Monday, March 10, 2008

This buds for you

In October 2002, about a month after I started hormones, I started to feel small little buds in my breasts. They grew to about the size of a golf ball before finally softening into my very small breasts. They didn't grow much after about a year of hormones. In February 2005, I had SRS and hoped that the breast development would pick up again since the body no longer had to worry about testosterone. It didn't, so I bought a new pair of boobs in December 2005. I figured 3 years was long enough to wait to see if any significant development was going to happen.

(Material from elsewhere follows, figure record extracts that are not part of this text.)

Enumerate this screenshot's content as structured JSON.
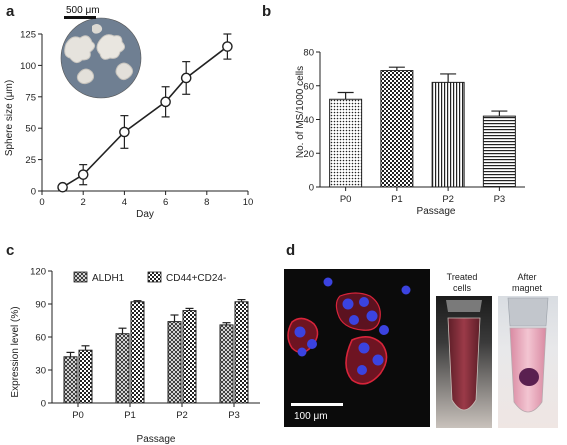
{
  "panels": {
    "a": "a",
    "b": "b",
    "c": "c",
    "d": "d"
  },
  "colors": {
    "ink": "#222222",
    "microscopy_bg": "#6f7f92",
    "fluor_bg": "#0b0b0b",
    "nucleus": "#3b43e0",
    "membrane": "#d8243a",
    "tube_liquid_treated": "#8a2f3c",
    "tube_liquid_magnet": "#e7a6b8"
  },
  "chart_data": [
    {
      "panel": "a",
      "type": "line",
      "x": [
        1,
        2,
        4,
        6,
        7,
        9
      ],
      "series": [
        {
          "values": [
            3,
            13,
            47,
            71,
            90,
            115
          ],
          "errors": [
            2,
            8,
            13,
            12,
            13,
            10
          ]
        }
      ],
      "xlabel": "Day",
      "ylabel": "Sphere size (μm)",
      "xlim": [
        0,
        10
      ],
      "ylim": [
        0,
        125
      ],
      "xticks": [
        "0",
        "2",
        "4",
        "6",
        "8",
        "10"
      ],
      "yticks": [
        "0",
        "25",
        "50",
        "75",
        "100",
        "125"
      ],
      "inset_scale_label": "500 μm",
      "grid": false
    },
    {
      "panel": "b",
      "type": "bar",
      "categories": [
        "P0",
        "P1",
        "P2",
        "P3"
      ],
      "series": [
        {
          "values": [
            52,
            69,
            62,
            42
          ],
          "errors": [
            4,
            2,
            5,
            3
          ]
        }
      ],
      "patterns": [
        "dots",
        "checker",
        "vertical",
        "horizontal"
      ],
      "xlabel": "Passage",
      "ylabel": "No. of MS/1000 cells",
      "ylim": [
        0,
        80
      ],
      "yticks": [
        "0",
        "20",
        "40",
        "60",
        "80"
      ],
      "grid": false
    },
    {
      "panel": "c",
      "type": "bar",
      "categories": [
        "P0",
        "P1",
        "P2",
        "P3"
      ],
      "series": [
        {
          "name": "ALDH1",
          "values": [
            42,
            63,
            74,
            71
          ],
          "errors": [
            4,
            5,
            6,
            2
          ],
          "pattern": "hatch"
        },
        {
          "name": "CD44+CD24-",
          "values": [
            48,
            92,
            84,
            92
          ],
          "errors": [
            4,
            1,
            2,
            2
          ],
          "pattern": "checker"
        }
      ],
      "xlabel": "Passage",
      "ylabel": "Expression level (%)",
      "ylim": [
        0,
        120
      ],
      "yticks": [
        "0",
        "30",
        "60",
        "90",
        "120"
      ],
      "legend": "top-left",
      "grid": false
    }
  ],
  "panel_d": {
    "scale_label": "100 μm",
    "tube1_label_line1": "Treated",
    "tube1_label_line2": "cells",
    "tube2_label_line1": "After",
    "tube2_label_line2": "magnet"
  }
}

It's now been over 5 years of hormones, and believe it or not, breast buds have popped up again. They started to grow about 2 months ago. I wasn't sure they were buds at first, or just sensitivity from the small amount of scar tissue. Dr. Gray goes in through the nipple to place the breast implants, so I just figured it was the scar tissue I was feeling at first, but over the past few weeks I've seen the buds grow larger...up to about the size of gumballs in both breasts. It's strange to get them again after over 5 years of hormones, but I guess that is what happens with development...it comes in stages. Also, I'm athletic, and from reading online, being active can possibly slow puberty, or in my case, my second puberty. I figure my age also plays a factor since my metabolism isn't what it used to be.

The breast buds are nice to see, I just hope they don't go bananas and give me a D combined with the implants. I'm hoping they mainly help the development of my undersized nipples, but hey, I'll be happy to get what I can.

2 comments:

Kelly said...

I've been through several growth spurts during my 4 years on estrogen and each time it catches me off guard. This may seem silly or worse, but as a guy, I simply adored breasts and now that I have them, however small they might be, they just don't have the same appeal. They're just there and the only time I really notice them is if I decide not to wear a bra. My how life has changed in 4 short years.

Anonymous said...

The common wisdom simple models of breast development in transwomen are almost always incomplete and at least a little misleading.

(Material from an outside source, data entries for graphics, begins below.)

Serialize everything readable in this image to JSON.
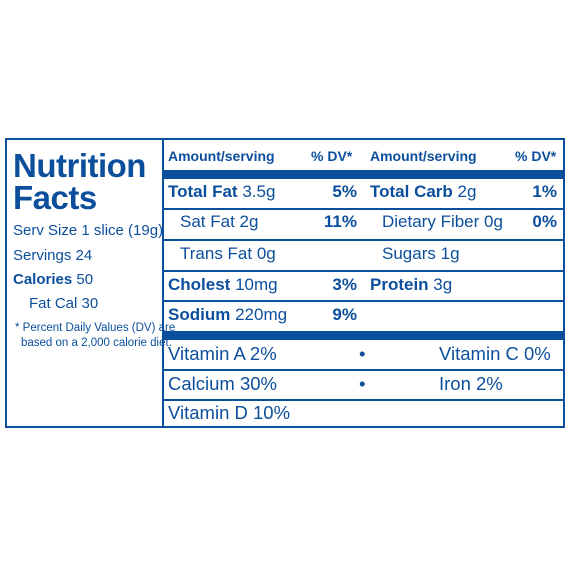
{
  "left": {
    "title_line1": "Nutrition",
    "title_line2": "Facts",
    "serv_size": "Serv Size 1 slice (19g)",
    "servings": "Servings 24",
    "calories_label": "Calories",
    "calories_value": "50",
    "fat_cal": "Fat Cal 30",
    "footnote_line1": "* Percent Daily Values (DV) are",
    "footnote_line2": "based on a 2,000 calorie diet."
  },
  "header": {
    "amount_left": "Amount/serving",
    "dv_left": "% DV*",
    "amount_right": "Amount/serving",
    "dv_right": "% DV*"
  },
  "nutrients_left": [
    {
      "name": "Total Fat",
      "amount": "3.5g",
      "dv": "5%"
    },
    {
      "name": "Sat Fat",
      "amount": "2g",
      "dv": "11%"
    },
    {
      "name": "Trans Fat",
      "amount": "0g",
      "dv": ""
    },
    {
      "name": "Cholest",
      "amount": "10mg",
      "dv": "3%"
    },
    {
      "name": "Sodium",
      "amount": "220mg",
      "dv": "9%"
    }
  ],
  "nutrients_right": [
    {
      "name": "Total Carb",
      "amount": "2g",
      "dv": "1%"
    },
    {
      "name": "Dietary Fiber",
      "amount": "0g",
      "dv": "0%"
    },
    {
      "name": "Sugars",
      "amount": "1g",
      "dv": ""
    },
    {
      "name": "Protein",
      "amount": "3g",
      "dv": ""
    }
  ],
  "vitamins": {
    "vit_a": "Vitamin A 2%",
    "bullet": "•",
    "vit_c": "Vitamin C 0%",
    "calcium": "Calcium 30%",
    "iron": "Iron 2%",
    "vit_d": "Vitamin D 10%"
  },
  "colors": {
    "label_blue": "#0b4f9c",
    "background": "#ffffff"
  }
}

Many factors influence breast development besides estrogens and progesterones. For example, other medications can trigger growth spurts. Also, the level of Human Growth Hormone can influence development. Intense athletic training may facilitate structural development by boosting HGH level.

Be aware breast size and breast develoment aren't the same thing. Size is only one aspect. The structure of the nipple and internal breast tissue determine actual breast development, not size. You can have small breasts that are fully developed or large breasts that my not become larger but yet aren't fully developed. (Look up the Tanner Scale for breast development.)

HGH level generally drops significantly in the late teens. If you start hormones after the late teens, or early twenties at the latest, breasts won't develop beyond Tanner IV. (There is anecdotal evidence evidence a later large rise in HGH level can allow the completion of development from Tanner IV to Tanner V.)

Contrary to "the Common Wisdom", there is some evidence testosterone level doesn't necessarily suppress breast development. In some cases it may increase breast development - possibly by interference with with the sex hormone binding complex that frees additional estrogen and progesterone.